Early on, I passed a fellow about my age who was doing a short three-night trip.  I spent a bit of time at the Lion's Head Pothole, marveling at the sheer power and artistry of the glaciers; a lone woman hiker passed me here and called out a greeting.  I saw no-one else until I arrived at the wilderness camp at McKay's Harbour.  Here, above the camp, I happened upon two mountain bikers.  They were, of course, walking their bikes, and I knew they would continue to do so until they were down at ground level at Lion's Head; the terrain was much too rocky. 
On the south side of the peninsula it got rockier yet, and took me a fair length of time to get through.  The views off the sheer, unguarded cliffs were magnificent; I'm sure I could see the CN Tower!  I watched cormorants on a rock below, spreading their wings to dry. 
The terrain changed as I drew closer to the hamlet of Barrow Bay.  It became much less rocky, and easier underfoot.  I passed a young fellow with his dog who, he informed me, was named Eve.  They were out for a run and were hoping to make it around the Lion's Head peninsula.  He was quite astonished to discover he'd only made it halfway up the bottom side, but set out again with renewed vigour.  I didn't have the heart to tell him about the rocks that awaited him.
I had previously arranged with a local couple to camp in their front yard on this evening.  There were no accommodation facilities of any kind in this area, and when my research had discovered a now-defunct bed-and-breakfast, I threw myself at the owners' mercy.  They very graciously went along with the camping idea, until I arrived that evening.  When I hobbled up to their front door, they basically threw it open wide, taking me in and giving me a bed for the night.  It was very much appreciated and I shall always remember their kindness.

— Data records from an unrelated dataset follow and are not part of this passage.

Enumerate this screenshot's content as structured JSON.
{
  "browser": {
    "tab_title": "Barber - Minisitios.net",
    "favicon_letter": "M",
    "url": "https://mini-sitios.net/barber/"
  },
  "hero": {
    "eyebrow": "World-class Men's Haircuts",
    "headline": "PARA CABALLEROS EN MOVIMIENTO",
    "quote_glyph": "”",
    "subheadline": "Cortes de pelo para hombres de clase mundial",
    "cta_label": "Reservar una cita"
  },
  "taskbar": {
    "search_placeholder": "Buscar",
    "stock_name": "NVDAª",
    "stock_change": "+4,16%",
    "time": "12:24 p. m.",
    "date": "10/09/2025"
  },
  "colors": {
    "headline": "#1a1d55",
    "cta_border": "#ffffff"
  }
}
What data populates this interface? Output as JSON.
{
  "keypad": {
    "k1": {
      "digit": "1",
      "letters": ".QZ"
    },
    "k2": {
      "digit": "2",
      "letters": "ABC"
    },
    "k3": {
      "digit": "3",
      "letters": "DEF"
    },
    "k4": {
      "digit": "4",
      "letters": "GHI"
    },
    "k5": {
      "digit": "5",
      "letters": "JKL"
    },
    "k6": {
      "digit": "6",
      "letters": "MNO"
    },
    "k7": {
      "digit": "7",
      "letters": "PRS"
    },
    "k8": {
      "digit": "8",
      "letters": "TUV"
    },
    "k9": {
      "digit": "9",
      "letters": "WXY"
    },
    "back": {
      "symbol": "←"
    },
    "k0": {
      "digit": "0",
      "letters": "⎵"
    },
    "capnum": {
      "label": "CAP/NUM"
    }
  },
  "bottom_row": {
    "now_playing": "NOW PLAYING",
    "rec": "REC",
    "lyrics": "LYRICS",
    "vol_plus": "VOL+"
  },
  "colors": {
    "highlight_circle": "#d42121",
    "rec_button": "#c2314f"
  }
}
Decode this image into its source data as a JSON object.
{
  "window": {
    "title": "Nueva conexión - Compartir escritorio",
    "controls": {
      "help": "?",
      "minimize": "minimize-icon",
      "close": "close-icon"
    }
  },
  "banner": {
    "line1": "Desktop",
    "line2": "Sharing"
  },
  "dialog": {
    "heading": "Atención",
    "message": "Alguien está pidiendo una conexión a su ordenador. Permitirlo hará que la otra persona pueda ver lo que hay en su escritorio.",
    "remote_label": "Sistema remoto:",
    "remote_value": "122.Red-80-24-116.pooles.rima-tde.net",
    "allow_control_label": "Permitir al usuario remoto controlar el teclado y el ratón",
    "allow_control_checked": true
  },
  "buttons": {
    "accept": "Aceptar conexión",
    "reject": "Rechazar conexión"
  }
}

Days Three and Four, July 7 and 8: "Improvising and Recuperating". Mtn Trout Camp to Lion's Head, 37.0 km.



The next morning, I woke up to sprinkling rain and protesting feet.  Upon doing a quick inventory of what was left of my food supply, I discovered I'd lost most of the breakfasts and some of the snacks to that blasted raccoon, but all the suppers in their vacuum-packed bags remained intact.  That was okay - I had extra suppers so could always eat those for brekkie if I needed to, and new supplies were coming Saturday.
The bearspray situation was grim, though.  I made arrangements to have another canister included with Saturday's food drop (thank you, Daryl, Danette and Dan!) and fervently hoped I wouldn't run into a maniacal bear til then.  Shaking the can I'd used, I thought there might be one more squirt left.
Then I turned my thoughts to the foot dilemma.  I made the decision to change the next two days' itinerary slightly:  rather than spend the first night at Reed's Dump and the second at McKay's Harbour, the two wilderness camps, I would set up base camp on the waterfront at Lion's Head for both nights and see about getting rides back to the trailheads in the mornings.  This would allow me to complete these hikes, but would also give my injured foot a rest from the extra weight of the pack.  As well, it would afford me time to attend the clinic in Lion's Head and have the toe taped properly.
After inquiring at the local pub I was able to find a retired couple to do the shuttling, and the plan worked out well.  The first day was very rainy, the kind of cold rain that chills you to the bone, so I was very glad I'd packed my heavy-duty raincoat.  Views were pretty much non-existent so I spent my time avoiding slipping on the wet rocks, and trying to figure out where I could find a llama to carry my pack.  When I didn't get anywhere with that, I considered becoming another Mr. Katz from Bryson's "A Walk in the Woods" (a wonderful read), and heave heavy items from my pack over the cliff indiscriminately.  Then I began to make a mental list of what I could send back with Dan on Saturday - did I really need that second can of propane?  What about the packed pair of pants - wouldn't the pair I was wearing do me for the week?
On the second day, the gorgeous weather returned, making for a great, albeit short, hike.  A red fox crossed my path, startling us both.  I stopped and found a geocache, and DNF'd (Did Not Find) another.
All in all, an enjoyable couple of days, though I would like to come back sometime and stay overnight at the two wilderness camps.  They both looked very cosy.


Wednesday 8 July 2015

Day Two, July 6: "Snarlings and Toenails". StormHaven to Mtn Trout Camp, 25.6 km, 10 hours.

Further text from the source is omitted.